Cartoonist Robert Crumb was, and continues to be, one of my cultural heroes, not the least because he is a huge fan of music from the 1920s and ‘30s. However, he is not related to Robert Crum (no “b” at the end of the last name), the artist featured in today’s Soundie. I recently saw the two artists confused in three places online. People really need to do their homework!

Robert Crum was a classically trained pianist who moonlighted from the concert stage playing jazz. He was active in Chicago during the mid-1940s where he honed his boogie-woogie chops.
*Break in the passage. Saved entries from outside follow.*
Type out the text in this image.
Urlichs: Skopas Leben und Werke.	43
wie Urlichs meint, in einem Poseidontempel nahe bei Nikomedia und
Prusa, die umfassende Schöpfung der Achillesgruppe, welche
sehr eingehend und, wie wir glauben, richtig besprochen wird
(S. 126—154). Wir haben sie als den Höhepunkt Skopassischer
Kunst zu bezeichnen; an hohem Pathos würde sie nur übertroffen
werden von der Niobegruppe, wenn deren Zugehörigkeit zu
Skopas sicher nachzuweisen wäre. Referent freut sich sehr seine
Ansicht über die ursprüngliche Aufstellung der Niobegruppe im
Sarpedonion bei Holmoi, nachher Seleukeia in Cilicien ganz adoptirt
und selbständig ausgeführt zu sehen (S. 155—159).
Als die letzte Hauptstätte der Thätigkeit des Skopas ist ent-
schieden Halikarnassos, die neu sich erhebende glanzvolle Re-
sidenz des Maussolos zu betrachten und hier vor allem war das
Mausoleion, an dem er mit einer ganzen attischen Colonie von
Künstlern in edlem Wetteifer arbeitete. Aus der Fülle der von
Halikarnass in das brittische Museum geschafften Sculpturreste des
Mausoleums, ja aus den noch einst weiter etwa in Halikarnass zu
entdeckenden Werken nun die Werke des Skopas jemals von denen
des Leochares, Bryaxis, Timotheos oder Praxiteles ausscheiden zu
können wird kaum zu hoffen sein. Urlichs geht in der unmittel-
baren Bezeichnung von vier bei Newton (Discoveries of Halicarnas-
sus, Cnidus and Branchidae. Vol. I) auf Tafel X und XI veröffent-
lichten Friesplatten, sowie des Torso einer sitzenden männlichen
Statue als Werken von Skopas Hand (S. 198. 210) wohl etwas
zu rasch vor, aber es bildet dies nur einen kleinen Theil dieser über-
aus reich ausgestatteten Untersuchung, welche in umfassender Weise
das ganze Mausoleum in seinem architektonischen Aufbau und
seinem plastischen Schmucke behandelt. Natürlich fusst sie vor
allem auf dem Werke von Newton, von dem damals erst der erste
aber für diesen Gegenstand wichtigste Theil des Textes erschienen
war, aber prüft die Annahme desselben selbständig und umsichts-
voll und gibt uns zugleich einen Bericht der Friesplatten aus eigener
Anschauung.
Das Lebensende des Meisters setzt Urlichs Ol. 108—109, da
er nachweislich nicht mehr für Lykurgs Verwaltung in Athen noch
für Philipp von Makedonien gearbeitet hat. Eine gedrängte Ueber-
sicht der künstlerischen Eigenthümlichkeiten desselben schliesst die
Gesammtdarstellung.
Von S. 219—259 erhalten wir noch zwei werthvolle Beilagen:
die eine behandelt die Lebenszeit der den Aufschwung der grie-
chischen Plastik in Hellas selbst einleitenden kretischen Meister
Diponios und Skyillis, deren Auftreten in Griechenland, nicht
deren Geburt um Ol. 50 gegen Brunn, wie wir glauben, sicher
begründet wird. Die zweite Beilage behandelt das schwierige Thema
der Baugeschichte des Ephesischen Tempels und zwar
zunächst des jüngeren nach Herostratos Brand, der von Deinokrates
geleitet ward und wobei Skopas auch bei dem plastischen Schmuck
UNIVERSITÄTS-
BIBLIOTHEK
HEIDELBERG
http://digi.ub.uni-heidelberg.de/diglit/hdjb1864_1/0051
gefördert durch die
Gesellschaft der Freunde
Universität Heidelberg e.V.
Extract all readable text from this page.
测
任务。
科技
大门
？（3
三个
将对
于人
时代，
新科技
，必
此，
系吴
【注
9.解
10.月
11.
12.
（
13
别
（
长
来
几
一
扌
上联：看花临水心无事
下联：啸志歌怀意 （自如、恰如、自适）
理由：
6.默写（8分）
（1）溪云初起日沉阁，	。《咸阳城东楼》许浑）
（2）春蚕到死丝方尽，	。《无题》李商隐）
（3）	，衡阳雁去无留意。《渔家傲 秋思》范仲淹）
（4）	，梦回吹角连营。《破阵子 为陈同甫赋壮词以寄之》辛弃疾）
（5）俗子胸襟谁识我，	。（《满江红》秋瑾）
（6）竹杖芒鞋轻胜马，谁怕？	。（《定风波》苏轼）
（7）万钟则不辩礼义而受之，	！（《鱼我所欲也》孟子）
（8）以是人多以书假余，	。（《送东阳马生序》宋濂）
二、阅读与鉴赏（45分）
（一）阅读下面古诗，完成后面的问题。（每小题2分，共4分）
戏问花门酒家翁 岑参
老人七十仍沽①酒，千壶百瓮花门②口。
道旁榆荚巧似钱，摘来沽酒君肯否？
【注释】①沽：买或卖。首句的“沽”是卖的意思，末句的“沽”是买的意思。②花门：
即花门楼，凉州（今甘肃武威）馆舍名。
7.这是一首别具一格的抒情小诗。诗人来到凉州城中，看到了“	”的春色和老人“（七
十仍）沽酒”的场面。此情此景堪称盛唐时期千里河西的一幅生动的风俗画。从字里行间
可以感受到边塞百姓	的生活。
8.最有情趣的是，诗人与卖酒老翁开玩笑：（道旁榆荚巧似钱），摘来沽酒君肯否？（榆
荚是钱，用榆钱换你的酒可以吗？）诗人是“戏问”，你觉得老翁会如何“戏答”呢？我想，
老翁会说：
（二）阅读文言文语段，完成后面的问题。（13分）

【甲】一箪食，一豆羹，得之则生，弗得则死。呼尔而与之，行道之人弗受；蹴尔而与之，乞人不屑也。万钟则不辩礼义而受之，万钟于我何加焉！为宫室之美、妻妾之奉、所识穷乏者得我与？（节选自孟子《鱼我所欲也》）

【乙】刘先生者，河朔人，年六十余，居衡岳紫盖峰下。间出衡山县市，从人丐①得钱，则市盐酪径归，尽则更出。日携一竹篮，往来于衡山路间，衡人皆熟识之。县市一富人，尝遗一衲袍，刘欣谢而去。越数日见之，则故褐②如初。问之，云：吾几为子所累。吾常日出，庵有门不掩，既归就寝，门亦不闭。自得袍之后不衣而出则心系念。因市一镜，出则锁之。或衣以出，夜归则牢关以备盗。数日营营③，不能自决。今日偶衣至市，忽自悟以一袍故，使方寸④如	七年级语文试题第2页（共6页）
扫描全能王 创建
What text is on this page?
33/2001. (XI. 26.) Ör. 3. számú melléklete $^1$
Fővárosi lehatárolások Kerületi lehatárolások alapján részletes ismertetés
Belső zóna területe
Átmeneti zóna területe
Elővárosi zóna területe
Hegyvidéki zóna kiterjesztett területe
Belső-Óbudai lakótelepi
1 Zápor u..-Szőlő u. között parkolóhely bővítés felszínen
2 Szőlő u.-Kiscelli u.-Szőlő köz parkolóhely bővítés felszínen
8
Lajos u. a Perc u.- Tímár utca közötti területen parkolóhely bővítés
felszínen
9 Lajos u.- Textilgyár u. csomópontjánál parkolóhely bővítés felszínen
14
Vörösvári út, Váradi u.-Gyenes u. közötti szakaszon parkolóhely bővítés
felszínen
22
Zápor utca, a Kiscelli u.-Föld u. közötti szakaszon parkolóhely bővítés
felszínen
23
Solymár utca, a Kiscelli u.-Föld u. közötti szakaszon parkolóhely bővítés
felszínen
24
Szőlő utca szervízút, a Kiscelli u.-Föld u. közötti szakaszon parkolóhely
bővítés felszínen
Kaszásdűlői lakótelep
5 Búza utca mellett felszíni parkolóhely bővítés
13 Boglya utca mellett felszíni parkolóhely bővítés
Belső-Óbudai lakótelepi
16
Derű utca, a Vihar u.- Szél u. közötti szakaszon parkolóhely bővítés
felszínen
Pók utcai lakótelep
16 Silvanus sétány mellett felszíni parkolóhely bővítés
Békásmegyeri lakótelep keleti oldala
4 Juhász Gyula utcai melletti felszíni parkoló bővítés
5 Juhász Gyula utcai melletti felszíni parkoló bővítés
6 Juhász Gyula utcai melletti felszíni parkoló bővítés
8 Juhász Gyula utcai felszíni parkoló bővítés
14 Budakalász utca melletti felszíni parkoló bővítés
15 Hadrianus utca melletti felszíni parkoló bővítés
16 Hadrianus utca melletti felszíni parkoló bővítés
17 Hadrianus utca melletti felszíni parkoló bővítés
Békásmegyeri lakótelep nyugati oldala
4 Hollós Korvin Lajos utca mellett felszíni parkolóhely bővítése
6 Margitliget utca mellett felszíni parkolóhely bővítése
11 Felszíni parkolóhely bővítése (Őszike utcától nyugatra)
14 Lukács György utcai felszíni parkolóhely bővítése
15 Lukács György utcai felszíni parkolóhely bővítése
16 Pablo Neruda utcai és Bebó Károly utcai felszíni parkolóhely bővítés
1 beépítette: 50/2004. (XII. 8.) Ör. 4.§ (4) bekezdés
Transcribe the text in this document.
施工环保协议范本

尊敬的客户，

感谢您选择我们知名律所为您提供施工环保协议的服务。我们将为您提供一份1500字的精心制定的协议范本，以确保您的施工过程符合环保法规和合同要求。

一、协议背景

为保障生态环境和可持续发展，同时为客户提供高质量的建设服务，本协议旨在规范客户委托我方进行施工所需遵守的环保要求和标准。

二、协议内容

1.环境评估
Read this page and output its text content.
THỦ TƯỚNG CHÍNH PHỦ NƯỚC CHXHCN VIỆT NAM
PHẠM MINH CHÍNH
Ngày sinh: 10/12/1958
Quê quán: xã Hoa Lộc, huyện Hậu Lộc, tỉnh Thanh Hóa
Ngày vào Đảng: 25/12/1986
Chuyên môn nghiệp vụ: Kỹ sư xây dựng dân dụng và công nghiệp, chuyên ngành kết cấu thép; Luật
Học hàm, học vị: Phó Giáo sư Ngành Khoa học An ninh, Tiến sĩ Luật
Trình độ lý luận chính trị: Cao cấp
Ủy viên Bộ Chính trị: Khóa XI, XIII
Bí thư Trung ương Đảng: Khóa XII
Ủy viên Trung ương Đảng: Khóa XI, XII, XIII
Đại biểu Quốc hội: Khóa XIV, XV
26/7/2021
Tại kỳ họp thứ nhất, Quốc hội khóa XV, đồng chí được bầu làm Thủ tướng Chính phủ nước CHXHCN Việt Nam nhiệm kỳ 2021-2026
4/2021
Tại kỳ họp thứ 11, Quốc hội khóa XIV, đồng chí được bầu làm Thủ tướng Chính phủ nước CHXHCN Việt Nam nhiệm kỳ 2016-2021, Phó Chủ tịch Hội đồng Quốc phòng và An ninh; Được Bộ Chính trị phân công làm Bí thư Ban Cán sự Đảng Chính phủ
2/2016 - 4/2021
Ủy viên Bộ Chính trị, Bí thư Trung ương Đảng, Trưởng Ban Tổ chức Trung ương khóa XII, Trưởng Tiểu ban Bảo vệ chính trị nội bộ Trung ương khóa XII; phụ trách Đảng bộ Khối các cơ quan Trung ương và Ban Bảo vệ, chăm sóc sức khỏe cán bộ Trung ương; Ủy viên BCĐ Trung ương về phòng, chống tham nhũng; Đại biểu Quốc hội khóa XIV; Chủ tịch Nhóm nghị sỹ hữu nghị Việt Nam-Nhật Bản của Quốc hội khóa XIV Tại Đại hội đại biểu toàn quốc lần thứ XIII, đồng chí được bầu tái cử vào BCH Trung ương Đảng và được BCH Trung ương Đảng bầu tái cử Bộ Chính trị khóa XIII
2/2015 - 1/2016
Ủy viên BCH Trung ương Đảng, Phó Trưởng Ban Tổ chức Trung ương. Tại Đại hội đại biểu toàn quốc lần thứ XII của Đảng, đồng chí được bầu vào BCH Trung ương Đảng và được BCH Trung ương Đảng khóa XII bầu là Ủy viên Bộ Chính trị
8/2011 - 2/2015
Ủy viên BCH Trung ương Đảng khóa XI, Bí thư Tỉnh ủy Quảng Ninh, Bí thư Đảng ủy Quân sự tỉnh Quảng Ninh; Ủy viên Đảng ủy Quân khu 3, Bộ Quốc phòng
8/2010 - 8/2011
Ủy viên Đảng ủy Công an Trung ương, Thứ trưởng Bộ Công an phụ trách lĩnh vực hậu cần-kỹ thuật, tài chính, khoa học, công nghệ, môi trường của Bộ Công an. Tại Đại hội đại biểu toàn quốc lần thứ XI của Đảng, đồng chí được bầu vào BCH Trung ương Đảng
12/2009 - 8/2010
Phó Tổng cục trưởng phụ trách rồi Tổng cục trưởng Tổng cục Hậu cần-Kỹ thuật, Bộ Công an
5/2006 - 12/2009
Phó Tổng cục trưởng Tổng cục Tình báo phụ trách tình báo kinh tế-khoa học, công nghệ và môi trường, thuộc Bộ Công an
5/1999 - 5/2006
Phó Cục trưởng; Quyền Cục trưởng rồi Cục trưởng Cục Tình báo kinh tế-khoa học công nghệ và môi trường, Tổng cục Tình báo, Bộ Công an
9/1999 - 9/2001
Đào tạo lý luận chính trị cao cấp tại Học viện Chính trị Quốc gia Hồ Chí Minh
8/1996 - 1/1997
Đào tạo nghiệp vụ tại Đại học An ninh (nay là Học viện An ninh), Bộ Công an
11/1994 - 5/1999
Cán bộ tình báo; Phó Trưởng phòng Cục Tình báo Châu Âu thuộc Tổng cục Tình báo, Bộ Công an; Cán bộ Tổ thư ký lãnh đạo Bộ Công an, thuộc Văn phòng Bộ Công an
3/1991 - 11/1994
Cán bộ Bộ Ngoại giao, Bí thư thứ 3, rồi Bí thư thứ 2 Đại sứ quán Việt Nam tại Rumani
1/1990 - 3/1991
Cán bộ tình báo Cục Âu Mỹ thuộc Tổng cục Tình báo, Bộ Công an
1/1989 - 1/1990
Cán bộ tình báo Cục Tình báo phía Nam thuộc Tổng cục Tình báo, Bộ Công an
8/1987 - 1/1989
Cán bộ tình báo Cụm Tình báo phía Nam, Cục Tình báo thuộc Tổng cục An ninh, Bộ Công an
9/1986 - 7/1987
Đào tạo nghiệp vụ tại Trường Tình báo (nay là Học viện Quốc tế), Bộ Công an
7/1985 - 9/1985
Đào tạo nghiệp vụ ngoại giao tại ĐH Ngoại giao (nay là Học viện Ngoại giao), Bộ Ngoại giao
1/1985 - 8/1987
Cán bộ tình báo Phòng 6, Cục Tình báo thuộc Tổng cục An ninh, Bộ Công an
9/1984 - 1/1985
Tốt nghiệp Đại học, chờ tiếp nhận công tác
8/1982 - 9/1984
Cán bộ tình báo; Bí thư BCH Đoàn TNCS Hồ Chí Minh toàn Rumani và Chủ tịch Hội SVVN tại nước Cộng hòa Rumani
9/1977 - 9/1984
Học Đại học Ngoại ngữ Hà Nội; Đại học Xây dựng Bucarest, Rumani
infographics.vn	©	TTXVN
Discographer Anthony Barnett notes that pianist Jimmy Jones was impressed with Crum and that he (Crum) “…was fine when he didn’t try to ‘out-Art’ Art Tatum.” Various trades note that Crum, when not on the concert stage, appeared regularly at Elmer’s Lounge in Chicago. Crum was clearly influenced by Art Tatum, and pianist Argonne Thornton (Sadik Hakim) wrote that Crum would occasionally play for the Master.

In 1944 Crum was in New York City where he worked with and learned from violinist Stuff Smith. The two performed together in concert in December of that year. Crum was contracted to appear in two Soundies, for which he was paid $250. Crum then returns to Chicago. He recorded some sides for the Gold Seal label and turns up in the jazz press until 1949, after which fades from sight.

Because a soloist limits what can be shared visually on screen, they are rarely found in the Soundies oeuvre. To the best of my memory, Robert Crum is the only Soundies performer who appears on screen without dancers or other sideline extras. Director William Forest Crouch does the best he can with the two cameras, so our focus is on the music.

“Adventures in Boogie Woogie” is Crum’s composition and is a performance that is partially improvised, but also largely planned in advance. Or so it sounds to me. Crum is a technically gifted and swinging musician, if not overly original. But the concept of a classical pianist slumming with a boogie-woogie piece is certainly worthy of our attention. A tip of the Dodger cap for Robert Crum’s brief triumph in the Soundies spotlight.